Hace poco más de 5 años que decidimos mudarnos a la Ciudad de México. Una propuesta laboral interesante y las ganas de probar nuevas experiencias nos trajeron a la tierra de los Aztecas. Así en noviembre de 2009, mi marido, mis hijos de 5 y 2 años, yo y 9 maletas llegamos al aeropuerto Benito Juárez con la ilusión de escribir nuevos capítulos en nuestro libro de vida.
Los primeros meses no fueron fáciles. Extrañaba todo: mi familia, mis amigos, la comida sin chile. El olor a pan tostado en las mañanas (aquí huelen a maíz en el fuego). Las risas conocidas, la certeza del hogar de mis papás. Extrañaba hasta las estaciones del año (mi cuerpo y mi cabeza no se acostumbraban al cambio de hemisferio).
México me resultaba extraño pero a la vez fascinante. Su cultura, sus colores, sus aromas, su gente. La comida me sabía tan ajena que me hizo investigar más en cada plato, con cada nuevo sabor.

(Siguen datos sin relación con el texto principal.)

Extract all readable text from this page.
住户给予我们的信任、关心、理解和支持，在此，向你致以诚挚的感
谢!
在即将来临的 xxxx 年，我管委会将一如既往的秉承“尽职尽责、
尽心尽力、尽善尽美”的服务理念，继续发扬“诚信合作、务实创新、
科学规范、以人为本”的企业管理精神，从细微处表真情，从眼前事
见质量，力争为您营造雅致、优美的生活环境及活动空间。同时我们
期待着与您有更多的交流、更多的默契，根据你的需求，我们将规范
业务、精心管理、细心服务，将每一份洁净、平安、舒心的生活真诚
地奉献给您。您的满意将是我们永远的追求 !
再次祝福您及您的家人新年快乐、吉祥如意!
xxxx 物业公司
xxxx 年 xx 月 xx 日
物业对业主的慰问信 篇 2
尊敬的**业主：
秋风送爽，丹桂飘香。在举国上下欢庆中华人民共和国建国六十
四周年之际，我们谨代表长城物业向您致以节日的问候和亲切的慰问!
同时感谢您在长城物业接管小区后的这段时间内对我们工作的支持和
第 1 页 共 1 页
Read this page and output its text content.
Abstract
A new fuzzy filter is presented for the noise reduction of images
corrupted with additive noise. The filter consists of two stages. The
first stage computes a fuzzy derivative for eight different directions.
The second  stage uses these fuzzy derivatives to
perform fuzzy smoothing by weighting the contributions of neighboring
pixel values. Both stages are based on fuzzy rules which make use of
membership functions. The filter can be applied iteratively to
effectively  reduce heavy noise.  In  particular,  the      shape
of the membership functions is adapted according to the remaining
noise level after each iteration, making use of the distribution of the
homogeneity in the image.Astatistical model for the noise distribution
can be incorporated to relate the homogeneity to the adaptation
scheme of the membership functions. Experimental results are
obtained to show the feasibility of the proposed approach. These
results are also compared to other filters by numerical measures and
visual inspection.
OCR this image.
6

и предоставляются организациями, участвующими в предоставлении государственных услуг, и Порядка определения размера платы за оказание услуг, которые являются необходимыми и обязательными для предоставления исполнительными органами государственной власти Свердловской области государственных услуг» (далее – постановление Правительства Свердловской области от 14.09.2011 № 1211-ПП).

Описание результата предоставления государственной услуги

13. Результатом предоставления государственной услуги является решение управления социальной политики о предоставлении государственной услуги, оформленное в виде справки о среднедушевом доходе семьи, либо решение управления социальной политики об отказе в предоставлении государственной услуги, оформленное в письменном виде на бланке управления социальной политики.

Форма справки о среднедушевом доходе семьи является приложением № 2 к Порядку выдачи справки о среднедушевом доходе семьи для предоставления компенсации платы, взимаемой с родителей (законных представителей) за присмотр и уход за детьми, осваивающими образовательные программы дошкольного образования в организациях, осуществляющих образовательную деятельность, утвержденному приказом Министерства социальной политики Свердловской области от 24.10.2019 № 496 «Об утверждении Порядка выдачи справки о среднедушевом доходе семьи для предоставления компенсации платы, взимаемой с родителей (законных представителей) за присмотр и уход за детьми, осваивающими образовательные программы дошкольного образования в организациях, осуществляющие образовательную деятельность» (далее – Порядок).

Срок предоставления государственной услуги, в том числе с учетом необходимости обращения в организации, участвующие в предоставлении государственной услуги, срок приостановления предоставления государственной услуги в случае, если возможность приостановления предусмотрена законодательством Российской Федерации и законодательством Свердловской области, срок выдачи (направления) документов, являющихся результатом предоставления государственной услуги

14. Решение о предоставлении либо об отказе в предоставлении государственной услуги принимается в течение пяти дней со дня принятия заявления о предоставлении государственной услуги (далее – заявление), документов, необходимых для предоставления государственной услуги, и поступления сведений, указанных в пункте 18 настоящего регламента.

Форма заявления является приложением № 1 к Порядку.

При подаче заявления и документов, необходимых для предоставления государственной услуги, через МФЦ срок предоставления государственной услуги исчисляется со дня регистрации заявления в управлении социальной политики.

Poco a poco lo desconocido se fue haciendo cotidiano. Mis hijos comenzaban a hablar de tú y a pedirme chile para sus comidas. Dejé de llorar cada vez que los oía cantar el himno mexicano en el colegio. Suavicé mi acento e incorporé decenas de palabras nuevas a mi español. Hicimos amigos, recorrimos pueblitos mágicos. Nos empapamos de su cultura hasta hacerla casi propia. Bajé la guardia y empecé a amar los brazos de este país que abiertamente y sin prejuicios nos acogió.
Es imposible no enamorarse de sus calles, de sus mercados, de sus sabores, de su historia y de su gente. Si pasas un tiempo aquí (así, de tú), es seguro que te quedas con México en la piel.